The third, and arguably most interesting story, is that of two boys angry at their fathers for deserting them during their youth. Harry Osborn (played by Dane DeHaan) is the son of dying corporate emperor Norman, and heir to the OsCorp throne. Norman’s illness is hereditary, and in an attempt to save himself (and his son), he sends Harry to boarding school while he attempts to find a cure. Peter Parker is the son of former OsCorp researcher Richard. Richard discovered OsCorp’s dirty secrets, and in an attempt to save his son, he vanishes, leaving the boy with Aunt May and Uncle Ben.

Disappointing is the film’s decision to try to expand and tell each of these stories simultaneously. Alone, there is material enough for three or four separate movies. Together, the multiple plots take away from each other, leaving the audience unable to focus on any individual conflict. It’s not that Marc Webb is a bad director – the fact that individual scenes draw in the audience and stimulate us is proof of Webb’s talent. The problem is that the film is unable to successfully unify its themes of loss, love, hope, and redemption.

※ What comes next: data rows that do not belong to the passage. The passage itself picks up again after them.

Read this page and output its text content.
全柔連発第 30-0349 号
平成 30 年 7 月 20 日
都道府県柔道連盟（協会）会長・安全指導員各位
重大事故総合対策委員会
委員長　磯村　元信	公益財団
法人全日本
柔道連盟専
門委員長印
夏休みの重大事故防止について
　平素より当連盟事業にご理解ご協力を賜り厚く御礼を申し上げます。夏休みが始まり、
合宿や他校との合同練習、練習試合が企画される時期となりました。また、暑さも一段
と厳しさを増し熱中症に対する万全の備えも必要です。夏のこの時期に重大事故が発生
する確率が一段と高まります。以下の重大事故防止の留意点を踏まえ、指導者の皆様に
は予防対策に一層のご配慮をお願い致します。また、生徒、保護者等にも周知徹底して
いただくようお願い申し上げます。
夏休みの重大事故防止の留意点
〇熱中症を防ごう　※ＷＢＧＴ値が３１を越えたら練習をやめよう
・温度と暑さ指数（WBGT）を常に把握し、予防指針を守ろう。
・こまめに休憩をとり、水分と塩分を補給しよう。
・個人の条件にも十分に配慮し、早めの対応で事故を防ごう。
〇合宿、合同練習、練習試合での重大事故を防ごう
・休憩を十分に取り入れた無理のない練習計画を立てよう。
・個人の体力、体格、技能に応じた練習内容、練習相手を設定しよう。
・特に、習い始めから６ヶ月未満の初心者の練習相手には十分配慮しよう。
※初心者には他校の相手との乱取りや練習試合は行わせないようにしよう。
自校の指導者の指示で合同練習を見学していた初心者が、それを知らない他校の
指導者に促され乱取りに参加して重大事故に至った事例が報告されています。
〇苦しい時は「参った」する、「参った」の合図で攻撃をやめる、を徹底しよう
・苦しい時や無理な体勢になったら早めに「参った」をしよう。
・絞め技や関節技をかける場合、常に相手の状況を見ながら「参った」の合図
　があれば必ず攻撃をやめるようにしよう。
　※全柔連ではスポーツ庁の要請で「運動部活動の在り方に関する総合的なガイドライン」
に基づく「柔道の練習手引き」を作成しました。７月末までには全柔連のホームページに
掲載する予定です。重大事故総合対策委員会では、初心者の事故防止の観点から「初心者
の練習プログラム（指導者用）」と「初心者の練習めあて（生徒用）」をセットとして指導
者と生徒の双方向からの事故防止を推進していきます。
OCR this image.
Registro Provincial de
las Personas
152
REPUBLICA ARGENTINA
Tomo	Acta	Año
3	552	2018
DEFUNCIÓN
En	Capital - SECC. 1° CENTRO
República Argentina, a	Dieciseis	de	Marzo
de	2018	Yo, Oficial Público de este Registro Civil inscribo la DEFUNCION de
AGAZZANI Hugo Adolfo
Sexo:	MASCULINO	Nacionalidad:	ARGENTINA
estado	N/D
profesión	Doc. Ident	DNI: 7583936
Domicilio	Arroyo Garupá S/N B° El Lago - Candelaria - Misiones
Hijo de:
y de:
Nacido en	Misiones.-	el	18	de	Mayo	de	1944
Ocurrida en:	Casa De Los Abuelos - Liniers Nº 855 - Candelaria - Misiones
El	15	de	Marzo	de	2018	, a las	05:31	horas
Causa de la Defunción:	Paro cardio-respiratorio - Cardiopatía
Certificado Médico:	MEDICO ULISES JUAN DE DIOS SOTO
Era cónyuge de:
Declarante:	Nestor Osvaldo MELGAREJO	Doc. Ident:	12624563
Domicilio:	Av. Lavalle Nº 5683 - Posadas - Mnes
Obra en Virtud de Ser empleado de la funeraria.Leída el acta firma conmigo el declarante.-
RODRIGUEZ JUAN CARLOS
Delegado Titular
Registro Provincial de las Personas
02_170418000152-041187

Between Peter, Harry, Gwen, and Max is a venerable who’s who of troubled geniuses, but because they exist in a script unable to figure itself out, their stories are unsubstantial.

A glaring tonal imbalance is equally evident in the film’s score. With music scored by Hans Zimmer, Marc Webb, Pharrel Williams, Johnny Marr, Michael Einziger, and David A. Steward, it appears that the only unity The Amazing Spider-Man 2 can muster is in disharmony. The movie sometimes feels like a comicbook movie, sometimes feels like a romantic-comedy, and sometimes feels like a Skrillex-music video.

Sam Raimi’s Spider-Man 3 made a lot of mistakes and Marc Webb’s The Amazing Spider-Man 2 repeats almost every single one of those inconsistencies. Important to recognize is that Marc Webb has not created a bad movie. What he has created is an incoherent mess that is often entertaining and always infuriating. I mentioned earlier that the film clearly sets up future movies in the franchise. Sony has already announced that there are scripts in the works to expand on characters from the Spider-Man universe. I genuinely hope that the filmmakers attached with those projects learn from the mistakes made by The Amazing Spider-Man 2.